In reply I have the honour to state that it has, since the introduction in 1919 of the system of Imperial Preference, been a statutory condition of the grant of preference not only that goods must be of British Empire origin but also that they must be consigned to the United Kingdom from a part of the British Empire. This requirement of consignment from a part of the British Empire appears for the first time in Section 8 (1) of the Finance Act, 1919, and has been reproduced in subsequent enactments as an essential principle of Empire preference. Since that date the principle has on a number of occasions been sustained in respect of various commodities and various countries, as it has been found indispensable for a proper administration of the system by the Customs.
3.
It is true that in the case of the recent shipment of Canadian wheat from New York the documents accompanying the wheat established its Canadian origin, but there was no satisfactory evidence that at the time of leaving Canada the wheat was definitely consigned to the United Kingdom, and the claim of preference consequently failed. This question of consignment is one of fact, and in cases in which the wheat, at the time of leaving Canada, is definitely consigned to the United Kingdom there should be no insuperable difficulty in producing the necessary documents to satisfy the Customs on this point. In the Laconia case the documents showed that the wheat was first consigned to Buffalo and subsequently re-consigned from the United States of [Page 6] America, the condition of through consignment thus clearly not being fulfilled.
4.
While His Majesty’s Government have given the most careful and sympathetic consideration to the memorandum under reference, they are, unfortunately, unable to regard the first proposal (A) put forward therein as entirely satisfactory, since the Lake bill of lading mentioned therein, even if endorsed to a named consignee in this country, could not be accepted as satisfactory evidence that the consignment condition had been fulfilled; they are advised that this document merely covers transit to Buffalo and that the endorsement has no legal effect.
5.
His Majesty’s Government in the United Kingdom are, however, most anxious to take account of the considerations set forth in the memorandum on behalf of the various United States interests concerned, so far as the statutory requirements in force permit and so far as is consistent with the essential objects which these requirements have in view. His Majesty’s Customs will accordingly be prepared to accept a satisfactory evidence of through consignment to the United Kingdom, in cases where wheat is definitely consigned to the United Kingdom at the time of shipment from Canada, an invoice to the consignee in the United Kingdom issued at the time of shipment and supported by supplementary evidence that there was a bona fide transaction (e.g. the order from the British consignee for the supply of the wheat), even though the wheat did not move to the original consignee named on the invoice but to some other ultimate purchaser in the United Kingdom. It is to be understood that in such a case the invoice must also be accompanied by the usual documents tracing the transit of the goods from Canada to the United Kingdom.
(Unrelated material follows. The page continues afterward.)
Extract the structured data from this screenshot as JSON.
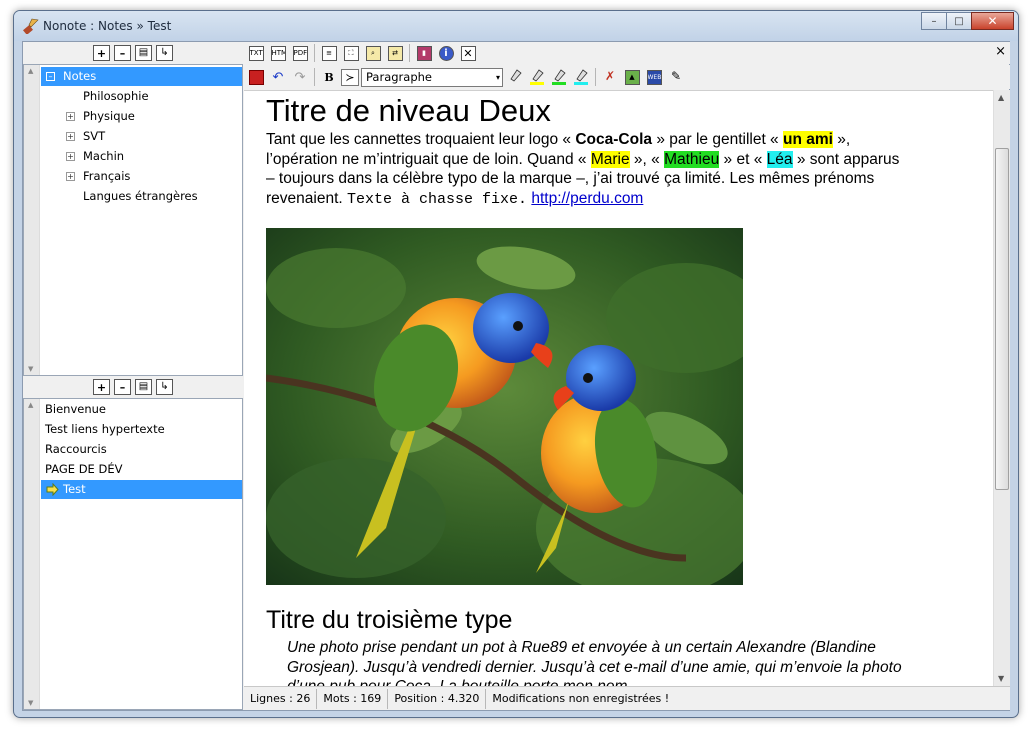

I trust that the above procedure may be found acceptable to the interests concerned, and will provide a solution of the difficulties which have arisen.
6.
The memorandum further proposes (under sub-head B), a transitory procedure for the treatment of Canadian grain now in the United States which had left Canada before the close of navigation on the Great Lakes in 1932. I regret that it is not possible to adopt this procedure, since the Ottawa Agreements Act makes no provision for any special treatment of commodities which were already under way at the time of its entry into force; in this respect it followed the procedure generally adopted in this country and also, so far as I am aware, in the United States of America.

I have [etc.]

(For the Secretary of State)
R. L. Craigie
  1. Not printed.
  2. Not printed.
  3. See aide-mémoire to the British Embassy, January 19, supra.